Spanias John A, Simon Ann M, Perreault Eric J, Hargrove Levi J
Annu Int Conf IEEE Eng Med Biol Soc. 2016 Aug;2016:5083-5086. doi: 10.1109/EMBC.2016.7591870.
Powered prosthetic legs are capable of improving the gait of lower limb amputees. Pattern recognition systems for these devices allow amputees to transition between different locomotion modes in a way that is seamless and transparent to the user. However, the potential of these systems is diminished because they require large amounts of training data that is burdensome to collect. To reduce the effort required to acquire these data, we developed an adaptive pattern recognition system that automatically learns from subject-specific data as the user is ambulating. We tested our proposed system with two able-bodied subjects ambulating with a powered knee and ankle prosthesis. Each subject initially ambulated with a pattern recognition system that was not trained with any data from that subject (making each subject a novel user). Initially, the pattern recognition system made frequent errors. With the adaptive algorithm, the error rate decreased over time as more subject-specific data were incorporated. When compared to a non-adaptive system, the adaptive system reduced the number of errors by 32.9% [8.6%], mean [standard deviation]. This study demonstrates the potential improvements of an adaptive pattern recognition system over non-adaptive systems presented in prior research.
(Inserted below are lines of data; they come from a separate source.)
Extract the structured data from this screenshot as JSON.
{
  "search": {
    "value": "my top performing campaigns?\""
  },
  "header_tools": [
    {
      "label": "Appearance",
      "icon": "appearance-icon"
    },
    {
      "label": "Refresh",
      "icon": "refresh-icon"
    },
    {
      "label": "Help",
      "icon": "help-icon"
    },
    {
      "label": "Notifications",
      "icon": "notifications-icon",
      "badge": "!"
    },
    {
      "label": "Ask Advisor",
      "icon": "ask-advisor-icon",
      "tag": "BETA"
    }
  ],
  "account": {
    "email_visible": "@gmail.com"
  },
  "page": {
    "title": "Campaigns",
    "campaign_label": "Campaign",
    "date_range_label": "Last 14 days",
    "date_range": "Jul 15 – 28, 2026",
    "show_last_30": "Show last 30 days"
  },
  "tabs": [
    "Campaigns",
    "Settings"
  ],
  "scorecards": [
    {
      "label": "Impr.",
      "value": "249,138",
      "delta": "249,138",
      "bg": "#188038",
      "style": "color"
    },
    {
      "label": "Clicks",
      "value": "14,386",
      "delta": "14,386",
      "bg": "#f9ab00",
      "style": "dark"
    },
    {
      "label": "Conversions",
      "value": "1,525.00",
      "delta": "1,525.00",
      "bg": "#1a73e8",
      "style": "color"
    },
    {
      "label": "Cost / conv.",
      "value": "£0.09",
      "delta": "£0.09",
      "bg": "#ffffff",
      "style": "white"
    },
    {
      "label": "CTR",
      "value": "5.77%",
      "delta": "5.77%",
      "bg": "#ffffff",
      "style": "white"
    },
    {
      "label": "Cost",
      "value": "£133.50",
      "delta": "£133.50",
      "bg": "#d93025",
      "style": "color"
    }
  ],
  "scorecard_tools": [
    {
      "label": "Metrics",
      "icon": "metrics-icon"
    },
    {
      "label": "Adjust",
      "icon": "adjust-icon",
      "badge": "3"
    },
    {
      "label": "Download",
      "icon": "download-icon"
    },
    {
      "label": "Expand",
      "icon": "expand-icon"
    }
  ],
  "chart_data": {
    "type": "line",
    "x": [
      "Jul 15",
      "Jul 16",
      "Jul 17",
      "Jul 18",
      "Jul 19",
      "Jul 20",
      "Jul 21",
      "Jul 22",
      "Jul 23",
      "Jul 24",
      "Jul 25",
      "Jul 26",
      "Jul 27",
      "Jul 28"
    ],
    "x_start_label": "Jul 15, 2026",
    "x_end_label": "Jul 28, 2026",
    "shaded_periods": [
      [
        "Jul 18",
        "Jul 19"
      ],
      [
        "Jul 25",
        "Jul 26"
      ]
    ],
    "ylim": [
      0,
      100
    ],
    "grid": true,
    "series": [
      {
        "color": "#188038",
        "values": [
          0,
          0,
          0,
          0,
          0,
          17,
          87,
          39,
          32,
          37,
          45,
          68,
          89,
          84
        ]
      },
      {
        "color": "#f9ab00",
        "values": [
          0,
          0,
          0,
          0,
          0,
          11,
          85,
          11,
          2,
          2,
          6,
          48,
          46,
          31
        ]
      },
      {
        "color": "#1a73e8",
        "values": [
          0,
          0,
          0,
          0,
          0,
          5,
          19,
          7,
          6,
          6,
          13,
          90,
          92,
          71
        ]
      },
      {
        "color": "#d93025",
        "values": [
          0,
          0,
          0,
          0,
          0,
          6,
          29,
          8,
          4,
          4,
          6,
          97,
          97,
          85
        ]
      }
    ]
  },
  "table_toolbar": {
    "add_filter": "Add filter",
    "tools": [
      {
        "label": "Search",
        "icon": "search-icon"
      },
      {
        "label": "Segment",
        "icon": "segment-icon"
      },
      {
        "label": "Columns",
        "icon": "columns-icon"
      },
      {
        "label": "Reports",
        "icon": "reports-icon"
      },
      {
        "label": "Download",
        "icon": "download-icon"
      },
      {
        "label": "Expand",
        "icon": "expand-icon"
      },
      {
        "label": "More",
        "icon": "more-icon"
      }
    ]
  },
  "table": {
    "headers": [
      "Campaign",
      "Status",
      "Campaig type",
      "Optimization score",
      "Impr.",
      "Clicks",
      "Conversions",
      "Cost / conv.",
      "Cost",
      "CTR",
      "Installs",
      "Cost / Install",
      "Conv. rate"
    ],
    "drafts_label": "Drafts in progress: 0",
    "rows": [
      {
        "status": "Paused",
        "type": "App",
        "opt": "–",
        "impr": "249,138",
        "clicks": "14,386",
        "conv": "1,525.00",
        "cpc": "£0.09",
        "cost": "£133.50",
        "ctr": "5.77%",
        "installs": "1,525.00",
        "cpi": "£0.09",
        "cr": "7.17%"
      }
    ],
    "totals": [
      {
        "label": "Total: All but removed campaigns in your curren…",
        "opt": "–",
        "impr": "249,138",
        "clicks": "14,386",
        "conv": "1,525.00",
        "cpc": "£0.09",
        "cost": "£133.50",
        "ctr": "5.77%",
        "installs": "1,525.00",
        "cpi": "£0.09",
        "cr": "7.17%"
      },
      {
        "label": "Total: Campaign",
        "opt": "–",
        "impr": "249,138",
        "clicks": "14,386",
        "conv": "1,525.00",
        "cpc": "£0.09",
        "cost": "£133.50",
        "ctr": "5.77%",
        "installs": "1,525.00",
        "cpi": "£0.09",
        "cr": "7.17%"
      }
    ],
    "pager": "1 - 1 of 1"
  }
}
电动假肢能够改善下肢截肢者的步态。这些设备的模式识别系统使截肢者能够以一种对用户无缝且透明的方式在不同运动模式之间转换。然而,这些系统的潜力有所降低,因为它们需要大量难以收集的训练数据。为了减少获取这些数据所需的工作量,我们开发了一种自适应模式识别系统,该系统在用户行走时自动从特定个体的数据中学习。我们使用两名佩戴电动膝关节和踝关节假肢行走的健全受试者对我们提出的系统进行了测试。每个受试者最初使用的模式识别系统都没有用该受试者的任何数据进行训练(使每个受试者都是新用户)。最初,模式识别系统频繁出错。随着自适应算法的应用,随着纳入更多特定个体的数据,错误率随时间下降。与非自适应系统相比,自适应系统将错误数量减少了32.9%[8.6%],平均值[标准差]。本研究证明了自适应模式识别系统相对于先前研究中提出的非自适应系统的潜在改进。